Low-level drug offenses can also trigger extreme punishments in more complex ways. Stephanie George, for example, was sentenced to life imprisonment after police found a half-kilogram of cocaine that a former boyfriend had hidden in her attic. Because of her two prior minor drug convictions, she received a mandatory sentence of life without parole.
In court, Judge Roger Vinson, a Reagan appointee, said to Ms. George: “Even though you have been involved in drugs and drug dealing, your role has basically been as a girlfriend and bag holder and money holder but not actively involved in the drug dealing.”
Judge Vinson said that the offense did not warrant a life sentence, but that his hands were tied by the mandatory minimum statute. (Evidently, President Obama agreed. Last year, Ms. George’s sentence was commuted after she had served 17 years in prison.)
But perhaps, as NAAUSA claims, mandatory minimum sentences are necessary to ensure public safety? Not according to the evidence.
Last year, the National Research Council reviewed the research literature on the deterrent effect of mandatory sentencing laws and found that “the evidence is insufficient to justify the conclusion that these harsher punishments yield measurable public safety benefits.” And while scholars differ on the incapacitative effects of incarceration, the effect is especially weak for very long sentences (because offending declines sharply with age) and for drug offenses in particular (due to the ready replacement of sellers).
In 2007, NAAUSA predicted doom when the U.S. Sentencing Commission moved to reduce penalties for excessively punitive crack cocaine offenses. But in a 2014 recidivism study, the Commission found no difference in recidivism rates for those individuals released under the reduced penalties compared to individuals whose sentences were not reduced. In other words, longer prison terms did not lead to reduced crime.
Moreover, between 2003 and 2009, the state of New York substantially reformed its draconian Rockefeller Drug Laws. Many mandatory minimum terms were eliminated or reduced, including retroactively for individuals incarcerated under the old law. Since that time, New York has seen its crime rates decline at a faster pace than the national average.
Finally, NAAUSA asserts that reducing mandatory penalties would threaten the prosecution of high-level drug traffickers by undermining the incentive for lower-level defendants to cooperate. The evidence tells a different story.
According to the U.S. Sentencing Commission, there is little difference in rates of cooperation for offenses having no mandatory minimum compared with offenses that carry strict minimums.
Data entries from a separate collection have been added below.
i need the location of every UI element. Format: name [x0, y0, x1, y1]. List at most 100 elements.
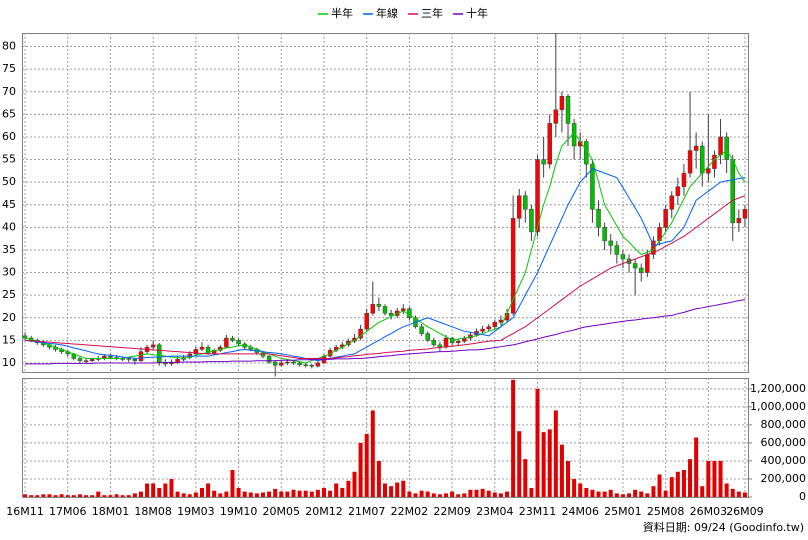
volume-bar: [71, 495, 76, 497]
volume-bar: [474, 489, 479, 497]
candle-body: [724, 136, 729, 160]
volume-bar: [541, 432, 546, 497]
candle-body: [736, 218, 742, 224]
x-tick-label: 17M06: [49, 505, 87, 518]
candle-body: [480, 328, 485, 332]
volume-bar: [547, 429, 552, 497]
candle-body: [486, 326, 491, 330]
volume-bar: [163, 483, 168, 497]
candle-body: [590, 163, 595, 210]
volume-bar: [486, 490, 491, 497]
volume-bar: [480, 488, 485, 497]
candle-body: [535, 159, 540, 233]
candle-body: [638, 267, 644, 273]
x-tick-label: 18M01: [92, 505, 130, 518]
y-tick-label: 55: [2, 153, 16, 166]
candle-body: [742, 209, 748, 219]
candle-body: [193, 349, 199, 355]
volume-bar: [523, 459, 528, 497]
volume-bar: [132, 493, 137, 497]
volume-bar: [145, 483, 150, 497]
volume-bar: [468, 489, 473, 497]
volume-bar: [669, 477, 674, 497]
candle-body: [419, 326, 424, 334]
volume-bar: [340, 487, 345, 497]
candle-body: [614, 245, 620, 255]
candle-body: [376, 303, 382, 307]
volume-bar: [559, 444, 564, 497]
candle-body: [498, 319, 504, 323]
volume-bar: [535, 388, 540, 497]
volume-bar: [700, 486, 705, 497]
candle-body: [516, 195, 522, 219]
x-tick-label: 26M03: [690, 505, 728, 518]
volume-bar: [444, 493, 449, 497]
candle-body: [699, 145, 705, 174]
volume-bar: [364, 433, 369, 497]
volume-bar: [401, 480, 406, 497]
volume-bar: [437, 494, 442, 497]
candle-body: [675, 186, 681, 196]
candle-body: [175, 359, 180, 363]
volume-bar: [584, 487, 589, 497]
candle-body: [529, 209, 534, 233]
x-tick-label: 18M08: [134, 505, 172, 518]
volume-bar: [254, 493, 259, 497]
legend-label: 十年: [466, 6, 488, 20]
legend-label: 半年: [331, 6, 353, 20]
x-tick-label: 23M11: [519, 505, 557, 518]
volume-bar: [120, 495, 125, 497]
candle-body: [138, 351, 144, 361]
y-tick-label: 20: [2, 311, 16, 324]
volume-bar: [285, 491, 290, 497]
candle-body: [669, 195, 674, 210]
volume-bar: [297, 490, 302, 497]
volume-bar: [498, 493, 503, 497]
volume-bar: [566, 460, 571, 497]
volume-bar: [389, 486, 394, 497]
volume-bar: [181, 493, 186, 497]
volume-bar: [511, 379, 516, 497]
candle-body: [663, 209, 668, 228]
volume-bar: [126, 495, 131, 497]
y-tick-label: 45: [2, 198, 16, 211]
volume-bar: [193, 492, 198, 497]
volume-bar: [206, 483, 211, 497]
candle-body: [687, 150, 693, 174]
volume-bar: [41, 494, 46, 497]
x-tick-label: 26M09: [726, 505, 764, 518]
candle-body: [364, 312, 369, 330]
volume-bar: [608, 489, 613, 497]
y-tick-label: 10: [2, 356, 16, 369]
y2-tick-label: 1,200,000: [750, 382, 806, 395]
candle-body: [547, 123, 552, 165]
footer: 資料日期: 09/24 (Goodinfo.tw): [643, 520, 804, 534]
candle-body: [132, 359, 138, 361]
volume-bar: [65, 495, 70, 497]
candle-body: [553, 109, 559, 124]
y2-tick-label: 1,000,000: [750, 400, 806, 413]
candle-body: [706, 168, 711, 174]
volume-bar: [279, 491, 284, 497]
ma-line: [24, 168, 746, 362]
candle-body: [632, 263, 638, 269]
y-tick-label: 50: [2, 175, 16, 188]
volume-bar: [633, 489, 638, 497]
candle-body: [382, 306, 388, 314]
candle-body: [236, 340, 241, 345]
volume-bar: [358, 442, 363, 497]
volume-bar: [242, 491, 247, 497]
candle-body: [541, 159, 546, 165]
candle-body: [681, 172, 687, 187]
volume-bar: [572, 478, 577, 497]
price-frame: [22, 33, 749, 373]
volume-bar: [59, 494, 64, 497]
y-tick-label: 25: [2, 288, 16, 301]
candle-body: [596, 209, 601, 228]
volume-bar: [236, 487, 241, 497]
y2-tick-label: 400,000: [761, 454, 807, 467]
volume-bar: [517, 431, 522, 497]
candle-body: [315, 362, 321, 367]
x-tick-label: 19M10: [220, 505, 258, 518]
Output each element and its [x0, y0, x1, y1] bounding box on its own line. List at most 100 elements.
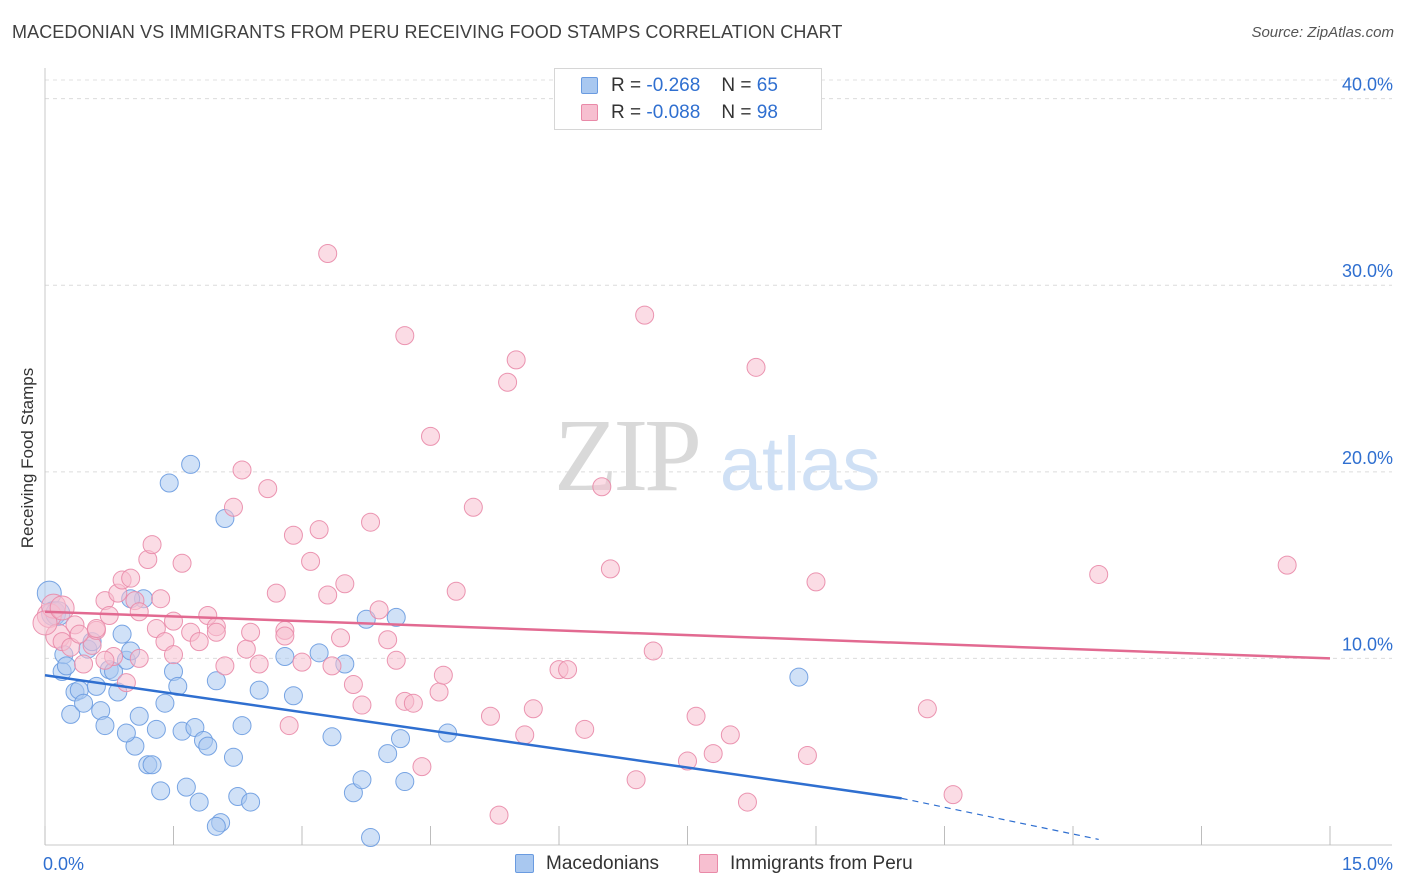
- macedonians-point: [241, 792, 261, 812]
- peru-point: [378, 630, 398, 650]
- peru-point: [232, 460, 252, 480]
- peru-point: [686, 706, 706, 726]
- axis-layer: 10.0% 20.0% 30.0% 40.0% 0.0% 15.0%: [43, 68, 1393, 874]
- legend-n-value: 98: [756, 102, 778, 123]
- macedonians-point: [352, 770, 372, 790]
- peru-point: [309, 520, 329, 540]
- peru-point: [943, 785, 963, 805]
- macedonians-point: [142, 755, 162, 775]
- peru-point: [463, 497, 483, 517]
- peru-point: [69, 624, 89, 644]
- macedonians-point: [86, 676, 106, 696]
- macedonians-trend-line: [44, 673, 902, 800]
- peru-point: [421, 426, 440, 446]
- stats-legend: R = -0.268 N = 65 R = -0.088 N = 98: [554, 68, 822, 130]
- macedonians-point: [129, 706, 149, 726]
- macedonians-point: [378, 744, 398, 764]
- peru-point: [806, 572, 826, 592]
- macedonians-point: [146, 719, 166, 739]
- peru-point: [506, 350, 526, 370]
- y-axis-label: Receiving Food Stamps: [18, 367, 37, 549]
- peru-point: [352, 695, 372, 715]
- peru-point: [335, 574, 355, 594]
- macedonians-point: [361, 828, 381, 848]
- peru-point: [746, 357, 766, 377]
- peru-point: [515, 725, 535, 745]
- peru-point: [142, 535, 162, 555]
- peru-point: [626, 770, 646, 790]
- macedonians-point: [181, 454, 201, 474]
- peru-point: [558, 660, 578, 680]
- macedonians-point: [275, 647, 295, 667]
- legend-n-label: N =: [721, 102, 752, 123]
- x-tick-label-min: 0.0%: [43, 854, 84, 874]
- macedonians-point: [789, 667, 809, 687]
- macedonians-point: [283, 686, 303, 706]
- macedonians-point: [155, 693, 175, 713]
- bottom-legend-label-peru: Immigrants from Peru: [730, 853, 913, 874]
- legend-r-value: -0.268: [646, 75, 701, 96]
- bottom-legend-label-macedonians: Macedonians: [546, 853, 660, 874]
- legend-text-macedonians: R = -0.268 N = 65: [611, 75, 778, 97]
- macedonians-point: [386, 607, 406, 627]
- legend-text-peru: R = -0.088 N = 98: [611, 102, 778, 124]
- peru-point: [433, 665, 453, 685]
- peru-point: [343, 675, 363, 695]
- legend-r-label: R =: [611, 75, 642, 96]
- peru-point: [369, 600, 389, 620]
- peru-point: [797, 745, 817, 765]
- legend-r-value: -0.088: [646, 102, 701, 123]
- macedonians-point: [56, 656, 76, 676]
- macedonians-point: [151, 781, 171, 801]
- peru-point: [917, 699, 937, 719]
- peru-point: [279, 716, 299, 736]
- bottom-legend-swatch-peru: [699, 854, 718, 873]
- peru-point: [292, 652, 312, 672]
- macedonians-point: [74, 693, 94, 713]
- peru-point: [600, 559, 620, 579]
- macedonians-point: [391, 729, 411, 749]
- peru-point: [32, 610, 58, 636]
- peru-point: [403, 693, 423, 713]
- peru-point: [429, 682, 449, 702]
- peru-point: [703, 744, 723, 764]
- macedonians-point: [112, 624, 132, 644]
- legend-n-value: 65: [756, 75, 778, 96]
- peru-point: [318, 585, 338, 605]
- peru-point: [737, 792, 757, 812]
- bottom-legend-swatch-macedonians: [515, 854, 534, 873]
- peru-point: [446, 581, 466, 601]
- peru-point: [215, 656, 235, 676]
- watermark-zip: ZIP: [554, 398, 698, 513]
- watermark: ZIP atlas: [554, 398, 880, 513]
- peru-point: [275, 626, 295, 646]
- peru-point: [129, 602, 149, 622]
- peru-point: [164, 611, 183, 631]
- peru-point: [386, 650, 406, 670]
- y-tick-label: 20.0%: [1342, 448, 1393, 468]
- legend-r-label: R =: [611, 102, 642, 123]
- peru-point: [480, 706, 500, 726]
- peru-point: [592, 477, 612, 497]
- peru-point: [164, 645, 183, 665]
- macedonians-point: [176, 777, 196, 797]
- peru-point: [643, 641, 663, 661]
- peru-point: [498, 372, 518, 392]
- peru-point: [189, 632, 209, 652]
- source-label: Source: ZipAtlas.com: [1251, 24, 1394, 41]
- peru-point: [266, 583, 286, 603]
- peru-point: [236, 639, 256, 659]
- peru-point: [129, 648, 149, 668]
- macedonians-point: [95, 716, 115, 736]
- macedonians-point: [198, 736, 218, 756]
- macedonians-point: [189, 792, 209, 812]
- peru-point: [523, 699, 543, 719]
- peru-point: [720, 725, 740, 745]
- peru-point: [283, 525, 303, 545]
- peru-point: [322, 656, 342, 676]
- peru-point: [412, 757, 432, 777]
- peru-point: [74, 654, 94, 674]
- peru-point: [635, 305, 655, 325]
- peru-point: [331, 628, 351, 648]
That’s because low-level operators typically have little information about drug kingpins, regardless of the length of the mandatory sentence they face.
A recent Commission report assessing the impact of the Fair Sentencing Act showed that rates of crack cocaine defendants cooperating with law enforcement have not changed under the reduced penalties.
Deputy Attorney General Sally Yates, a career federal prosecutor, recently told BuzzFeed that under Justice Department reforms aimed at avoiding mandatory minimum penalties, “[T]he rate of guilty pleas has stayed exactly the same as it was prior to our new mandatory minimum policy and in fact the rate of cooperation is the same or has gone up slightly.”
So it turns out that NAAUSA’s “myths” supporting drug sentencing reform are myths themselves — contradicted by data, practitioners, and simple observation.
The truth is that federal mandatory minimum drug penalties have exacted enormous costs — both fiscal and human — without benefiting public safety. Legislation such as the bipartisan Smarter Sentencing Act, as well as other measures pending in Congress, represent an important step toward addressing the excessive sentences and prison populations caused by our outdated federal drug laws.